Java虚拟机架构中英文资料
The structure of the Java Virtual Machine
This book specifies an abstract machine. It does not document any particular implementation of the Java virtual machine, including Sun Microsystems'.
To implement the Java virtual machine correctly, you need only be able to read the class file format and correctly perform the operations specified therein. Implementation details that are not part of the Java virtual machine's specification would unnecessarily constrain the creativity of implementors. For example, the memory layout of run-time data areas, the garbage-collection algorithm ud, and any internal optimization of the Java virtual machine instructions (for example, translating them into machine code) are left to the discretion of the implementor.
1. The class File Format
Compiled code to be executed by the Java virtual machine is repr痘痘图
ented using a hardwar
e- and operating system-independent binary format, typically (but not necessarily) stored in a file, known as the class file format. The class file format precily defines the reprentation of a class or interface, including details such as byte ordering that might be taken for granted in a platform-specific object file format.
2 .Data Types
Like the Java programming language, the Java virtual machine operates on two kinds of types: primitive types and reference types. There are, correspondingly, two kinds of values that can be stored in variables, pasd as arguments, returned by methods, and operated upon: primitive values and reference values.
The Java virtual machine expects that nearly all type checking is done prior to run time, typically by a compiler, and 杀人吧
does not have to be done by the Java virtual machine itlf. Values of primitive types need not be tagged or otherwi be inspectable to determine their types at run time, or to be distinguished from values of reference types. Instead, the instruction t of the Java virtual 描写昆虫的作文
machine distinguishes its operand types using instructio
ns intended to operate on values of specific types. For instance, iadd, ladd, fadd, and dadd are all Java virtual machine instructions that add two numeric values and produce numeric results, but each is specialized for its operand type: int, long, float, and double, respectively.

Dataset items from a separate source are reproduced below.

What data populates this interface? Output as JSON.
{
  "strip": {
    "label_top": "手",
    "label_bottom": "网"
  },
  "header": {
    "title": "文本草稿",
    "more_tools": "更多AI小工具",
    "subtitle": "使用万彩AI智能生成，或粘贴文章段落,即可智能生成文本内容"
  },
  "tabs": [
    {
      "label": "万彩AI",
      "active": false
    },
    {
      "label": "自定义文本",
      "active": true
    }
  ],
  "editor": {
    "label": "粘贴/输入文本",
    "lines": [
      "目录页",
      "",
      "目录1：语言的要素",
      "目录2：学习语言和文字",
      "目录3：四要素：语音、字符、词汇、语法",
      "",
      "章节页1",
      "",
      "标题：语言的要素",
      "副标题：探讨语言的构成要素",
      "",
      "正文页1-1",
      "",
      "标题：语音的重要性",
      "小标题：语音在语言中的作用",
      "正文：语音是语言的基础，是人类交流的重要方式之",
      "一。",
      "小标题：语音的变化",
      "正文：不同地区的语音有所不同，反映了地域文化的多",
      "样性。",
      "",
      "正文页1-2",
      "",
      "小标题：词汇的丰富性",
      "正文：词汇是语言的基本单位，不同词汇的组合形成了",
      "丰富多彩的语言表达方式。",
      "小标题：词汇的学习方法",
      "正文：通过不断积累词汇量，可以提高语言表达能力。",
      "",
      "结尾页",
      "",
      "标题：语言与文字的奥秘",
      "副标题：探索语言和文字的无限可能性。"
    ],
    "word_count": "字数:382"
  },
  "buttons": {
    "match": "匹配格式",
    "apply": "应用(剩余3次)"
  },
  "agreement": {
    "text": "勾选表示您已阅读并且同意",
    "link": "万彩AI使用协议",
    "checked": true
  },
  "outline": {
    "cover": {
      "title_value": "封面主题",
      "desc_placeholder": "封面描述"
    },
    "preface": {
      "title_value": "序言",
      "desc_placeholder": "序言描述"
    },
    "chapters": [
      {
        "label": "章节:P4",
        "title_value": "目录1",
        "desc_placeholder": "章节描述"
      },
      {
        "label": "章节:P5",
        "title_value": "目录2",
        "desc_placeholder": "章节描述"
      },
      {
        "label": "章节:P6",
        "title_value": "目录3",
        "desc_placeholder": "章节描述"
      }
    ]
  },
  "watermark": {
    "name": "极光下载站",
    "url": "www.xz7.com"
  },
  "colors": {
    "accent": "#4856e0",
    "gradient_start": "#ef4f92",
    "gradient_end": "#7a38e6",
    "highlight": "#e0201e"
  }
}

The Java virtual machine contains explicit support for objects. An object is either a dynamically allocated class instance or an array. A reference to an object is considered to have Java virtual machine type reference. Values of type reference can be thought of as pointers to objects. More than one reference to an object may exist. Objects are always operated on, pasd, and tested via values of type reference.
3. Primitive Types and Values
The primitive data types supported by the Java virtual machine are the numeric types, the boolean type and the returnAddress type. The numeric types consist of the integral types and the floating-point types. The integral types are:
byte, who values are 8-bit signed two's-complement integers
●short, who values are 16-bit signed two's-complement integers
●int, who values are 32-bit signed two's-complement integers
●long, who values are 64-bit signed two's-complement integers
●char, who values are 16-bit unsigned integers reprenting Unicode characters
The floating-point types are:
●float, who values are elements of the float value t or, where supported, the float-extended-exponent value t
●double, who values are elements of the double value t or, where supported, the double-extended-exponent value t
The values of the boolean type encode the truth values true and fal.
The values of the returnAddress type are pointers to the opcodes of Java virtual machine
instructions. Of the primitive types only the returnAddress type is not directly associated with a Java programming language type.
3.1 Integral Types and Values
The values of the integral types of the Java virtual machine are the same as tho for the integral types of the Java programming language:
For byte, from -128 to 127 (-27 to 27-1), inclusive
For short, from -32768 to 32767 (-215 to 215-1), inclusive
For int, from -2147483648 to 2147483647 (-231 to 231-1), inclusive
For long, from -9223372036854775808 to 9223372036854775807 (-263 to 263-1), inclusive
For char, from 0 to 65535 inclusive
3.2 Floating-Point Types, Value Sets, and Values
The floating-point types are float and double, which are conceptually associated w商品专员
ith the 32-bit single-precision and 64-bit double-precision format IEEE 754 values and operations as specified in IEEE Standard for Binary Floating-Point Arithmetic , ANSI/IEEE Std. 754-1985 (IEEE, New York).
The IEEE 754 standard includes not only positive and negative sign-magnitude numbers, but also positive and negative zeros, positive and negative infinities, and a special Not-a-Number value (hereafter abbreviated as "NaN"). The NaN value is ud to reprent the result of certain invalid operations such as dividing zero by zero.